Published online by Cambridge University Press:  16 March 2025

I. Glenn Cohen
Affiliation:
Harvard Law School, Massachusetts
Susannah Baruch
Affiliation:
Harvard Law School, Massachusetts
Wendy Netter Epstein
Affiliation:
DePaul University, Chicago
Christopher Robertson
Affiliation:
Boston University
Carmel Shachar
Affiliation:
Harvard Law School, Massachusetts

Summary

Insurance coverage can indicate medical acceptance of procedures and products, as well as serve as a proxy for ethical views, social views, and employer views on appropriate health care. This is particularly the case in the realm of reproduction, especially in relation to assisted reproduction and abortion. First, the chapter will provide historical overview of the means in which innovative techniques have acquired “established” status, as indicated by health insurance coverage and for some techniques, the option to obtain federal research funds on the path to becoming established. Second, the chapter will explain the ways in which abortion has been treated differently by insurance plans, especially governmental insurance plans such as Medicaid, as well as Congressional appropriations riders, which have specifically prohibited federal employee health benefit plans from providing coverage for abortions.

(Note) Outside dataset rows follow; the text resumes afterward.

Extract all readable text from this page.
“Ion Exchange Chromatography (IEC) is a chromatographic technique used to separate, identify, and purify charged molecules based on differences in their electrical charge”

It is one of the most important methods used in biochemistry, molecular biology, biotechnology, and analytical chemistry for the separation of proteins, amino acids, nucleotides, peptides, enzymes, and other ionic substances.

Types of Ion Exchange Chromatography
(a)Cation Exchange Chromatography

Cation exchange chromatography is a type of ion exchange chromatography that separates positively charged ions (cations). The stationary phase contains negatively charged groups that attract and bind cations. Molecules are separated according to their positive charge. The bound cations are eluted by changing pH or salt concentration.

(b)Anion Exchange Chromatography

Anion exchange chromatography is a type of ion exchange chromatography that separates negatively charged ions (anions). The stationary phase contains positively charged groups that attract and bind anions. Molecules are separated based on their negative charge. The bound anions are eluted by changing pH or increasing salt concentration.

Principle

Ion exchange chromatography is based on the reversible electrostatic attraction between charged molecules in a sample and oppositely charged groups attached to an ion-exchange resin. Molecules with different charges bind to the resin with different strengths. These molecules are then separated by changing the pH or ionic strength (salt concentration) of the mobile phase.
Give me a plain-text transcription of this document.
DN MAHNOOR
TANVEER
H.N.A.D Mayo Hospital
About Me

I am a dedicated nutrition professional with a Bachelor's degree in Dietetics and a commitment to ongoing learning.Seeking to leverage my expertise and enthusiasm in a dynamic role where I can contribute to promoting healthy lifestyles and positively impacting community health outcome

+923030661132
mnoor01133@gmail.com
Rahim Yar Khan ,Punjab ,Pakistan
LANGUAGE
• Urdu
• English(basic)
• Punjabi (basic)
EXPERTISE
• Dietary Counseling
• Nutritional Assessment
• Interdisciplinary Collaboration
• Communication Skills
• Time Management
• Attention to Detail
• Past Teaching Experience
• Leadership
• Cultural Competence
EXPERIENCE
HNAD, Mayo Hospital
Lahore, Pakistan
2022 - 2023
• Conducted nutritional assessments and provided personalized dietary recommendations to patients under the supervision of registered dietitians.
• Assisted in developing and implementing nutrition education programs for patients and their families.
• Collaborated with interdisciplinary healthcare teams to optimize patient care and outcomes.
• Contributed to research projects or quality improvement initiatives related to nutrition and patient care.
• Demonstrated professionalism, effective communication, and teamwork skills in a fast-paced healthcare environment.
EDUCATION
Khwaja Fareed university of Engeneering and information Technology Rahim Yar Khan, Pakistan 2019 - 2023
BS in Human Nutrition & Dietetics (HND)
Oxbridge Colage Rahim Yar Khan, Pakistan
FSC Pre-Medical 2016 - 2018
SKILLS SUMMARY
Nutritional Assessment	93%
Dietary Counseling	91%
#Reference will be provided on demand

Third, the chapter will discuss existing state mandates for insurance coverage of fertility treatment with an emphasis on in vitro fertilization. The chapter will then move on to insurance coverage of egg freezing with an emphasis on what are seen as “employee perks” by large companies like Google and Facebook, whose early coverage of egg freezing was covered by the media. More recently, Walmart, Amazon, and a growing number of law firms have been adding egg freezing and in vitro fertilization to their health insurance coverage for employees. Insurance coverage can have a substantial role in normalizing a treatment, especially in the realm of reproductive innovation, and can constitute significant action especially when legislators are actively avoiding a topic.